Sull’altare della chiarezza è un po’ sacrificata l’originalità dell’esposizione, ed è questo l’unico difetto del film. Solo nella prima parte il linguaggio cinematografico è utilizzato in modo espressivo: soprattutto nella primissima scena, muta, in cui l’avvento del capitalismo e delle sue spietate leggi economiche a scapito delle vecchie istituzioni feudali è rappresentato con la carica della polizia a cavallo contro i contadini che raccolgono la legna in un bosco; e in quella dell’incontro tra Marx ed Engels, che insieme abbandonano la casa di Ruge e, dopo una fuga rocambolesca con un bel montaggio alternato, si ritrovano per non lasciarsi più: entrambi si sono staccati definitivamente dai “giovani hegeliani”, che diventeranno ben presto bersaglio delle loro critiche, per giungere da strade diverse alle medesime conclusioni sulla necessità del materialismo dialettico. Dal punto di vista cinematografico questo è il momento migliore del film, che poi prosegue senza grandi slanci visivi. Raoul Peck si gioca tutte le carte sui dialoghi e sulla stessa lingua utilizzata di volta in volta dai personaggi: alternativamente tedesco, francese e inglese, a rappresentare i “tre pilastri” su cui si basa il marxismo, filosofia tedesca, socialismo francese e pensiero economico inglese.

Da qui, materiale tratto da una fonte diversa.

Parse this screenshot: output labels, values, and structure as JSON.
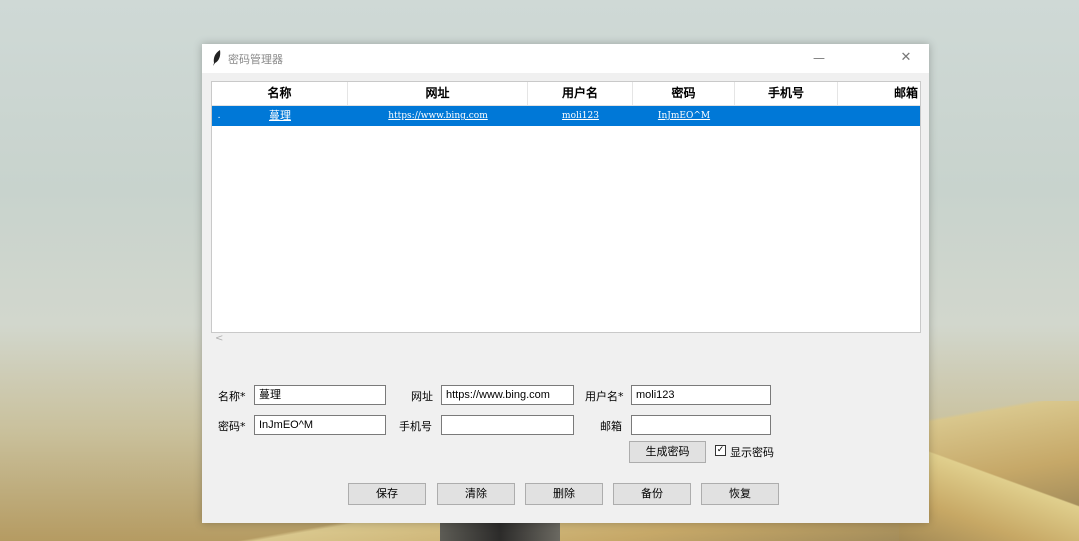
{
  "window": {
    "title": "密码管理器",
    "minimize": "—",
    "close": "✕"
  },
  "table": {
    "columns": [
      "名称",
      "网址",
      "用户名",
      "密码",
      "手机号",
      "邮箱"
    ],
    "rows": [
      {
        "marker": ".",
        "name": "蔓理",
        "url": "https://www.bing.com",
        "username": "moli123",
        "password": "InJmEO^M",
        "phone": "",
        "email": ""
      }
    ],
    "scroll_left": "<"
  },
  "form": {
    "name_label": "名称*",
    "name_value": "蔓理",
    "url_label": "网址",
    "url_value": "https://www.bing.com",
    "username_label": "用户名*",
    "username_value": "moli123",
    "password_label": "密码*",
    "password_value": "InJmEO^M",
    "phone_label": "手机号",
    "phone_value": "",
    "email_label": "邮箱",
    "email_value": "",
    "generate_button": "生成密码",
    "show_password_label": "显示密码",
    "show_password_checked": "✓"
  },
  "actions": {
    "save": "保存",
    "clear": "清除",
    "delete": "删除",
    "backup": "备份",
    "restore": "恢复"
  },
  "colors": {
    "selection": "#0078d7",
    "window_bg": "#f0f0f0"
  }
}
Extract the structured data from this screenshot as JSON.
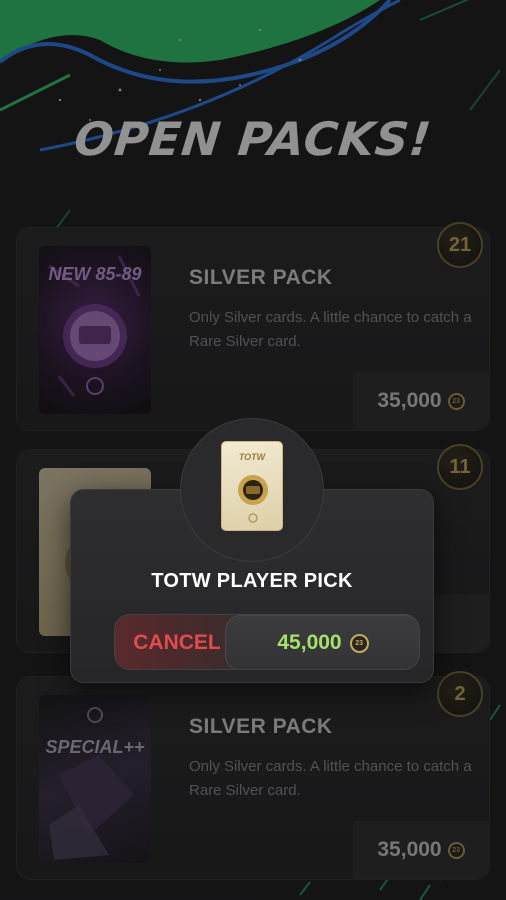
{
  "header": {
    "title": "OPEN PACKS!"
  },
  "packs": [
    {
      "art_label": "NEW 85-89",
      "name": "SILVER PACK",
      "description": "Only Silver cards. A little chance to catch a Rare Silver card.",
      "price": "35,000",
      "count": "21"
    },
    {
      "art_label": "",
      "name": "",
      "description": "",
      "price": "",
      "count": "11"
    },
    {
      "art_label": "SPECIAL++",
      "name": "SILVER PACK",
      "description": "Only Silver cards. A little chance to catch a Rare Silver card.",
      "price": "35,000",
      "count": "2"
    }
  ],
  "dialog": {
    "pack_art_label": "TOTW",
    "title": "TOTW PLAYER PICK",
    "cancel_label": "CANCEL",
    "price": "45,000"
  },
  "coin": {
    "label": "23"
  },
  "colors": {
    "accent_green": "#3fd47a",
    "accent_blue": "#2f7cf0",
    "price_green": "#a6e06a",
    "cancel_red": "#e34a4e",
    "gold": "#c9ab63"
  }
}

Il giovane Karl Marx è un film che merita di essere visto, soprattutto in lingua originale: è un valido omaggio a uno dei pensatori che più hanno indirizzato la storia contemporanea, nel bicentenario della sua nascita, ed è un’opera cinematografica ben realizzata con una storia interessante e ben raccontata; ma è anche un contributo utile a un dibattito particolarmente necessario oggi, con un movimento operaio che in gran parte del mondo (e tanto più in Italia) deve ricostruire le proprie organizzazioni dalle fondamenta.